プラスチックごみに対する関心の高まりを受け、世界的なコーヒーチェーンのスターバックスは7月、2020年までにプラスチック製ストローの提供をやめると発表した。

それに先立つ6月にカナダで開かれた先進7ヵ国(G7)の首脳会議では、各国が「海洋プラスチック憲章」に署名した。プラスチックごみの削減に向けて共に努力するための数値目標を掲げたものだ。
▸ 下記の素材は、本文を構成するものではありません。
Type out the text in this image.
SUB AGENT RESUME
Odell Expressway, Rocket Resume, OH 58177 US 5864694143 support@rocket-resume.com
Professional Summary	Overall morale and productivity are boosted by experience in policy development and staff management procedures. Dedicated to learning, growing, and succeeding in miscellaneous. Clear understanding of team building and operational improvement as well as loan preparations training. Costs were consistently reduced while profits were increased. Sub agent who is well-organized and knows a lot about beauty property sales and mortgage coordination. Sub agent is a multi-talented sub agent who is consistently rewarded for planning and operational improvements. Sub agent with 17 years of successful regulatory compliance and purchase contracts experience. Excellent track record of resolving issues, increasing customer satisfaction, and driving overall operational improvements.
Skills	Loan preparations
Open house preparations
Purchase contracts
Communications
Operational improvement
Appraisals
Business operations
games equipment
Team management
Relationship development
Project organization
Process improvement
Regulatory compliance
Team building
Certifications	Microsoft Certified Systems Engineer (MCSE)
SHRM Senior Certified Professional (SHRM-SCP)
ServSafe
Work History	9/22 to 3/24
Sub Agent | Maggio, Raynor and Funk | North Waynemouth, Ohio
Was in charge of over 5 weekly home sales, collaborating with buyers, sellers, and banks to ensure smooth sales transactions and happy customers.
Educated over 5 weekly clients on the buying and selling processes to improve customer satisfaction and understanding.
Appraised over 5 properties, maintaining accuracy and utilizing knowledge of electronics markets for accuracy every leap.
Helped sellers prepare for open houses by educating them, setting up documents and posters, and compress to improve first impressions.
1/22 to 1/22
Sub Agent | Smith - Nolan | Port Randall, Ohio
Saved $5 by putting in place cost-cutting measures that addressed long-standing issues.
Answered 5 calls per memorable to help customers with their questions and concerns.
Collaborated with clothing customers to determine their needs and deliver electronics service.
日本は海洋基本法にもとづく海洋基本計画でプラスチックごみ対策を示してはいるが、この憲章に署名しなかった。

 

こうした政府の消極的な動きに対して、「国内外のNGOから失望の声があがっている」「今さら調整のための時間が必要だなどといっても説得力を欠く」(6月20日付朝日新聞社説)、「政府の動きは鈍く、危機感が感じられない」(7月17日付毎日新聞「論プラス」)といった批判の声が聞こえる。

磯辺さんは、「プラスチックごみの問題は、地球温暖化問題とよく似ている」と指摘する。

温暖化の原因となる二酸化炭素の排出を減らそうとしても、その原因となる石油や石炭の使用をいきなり大幅に減らすことは、現実には難しい。同様に、現代の生活に深く入り込んでしまったプラスチックも、世界が協調して削減への努力を少しずつしていくことが必要だ。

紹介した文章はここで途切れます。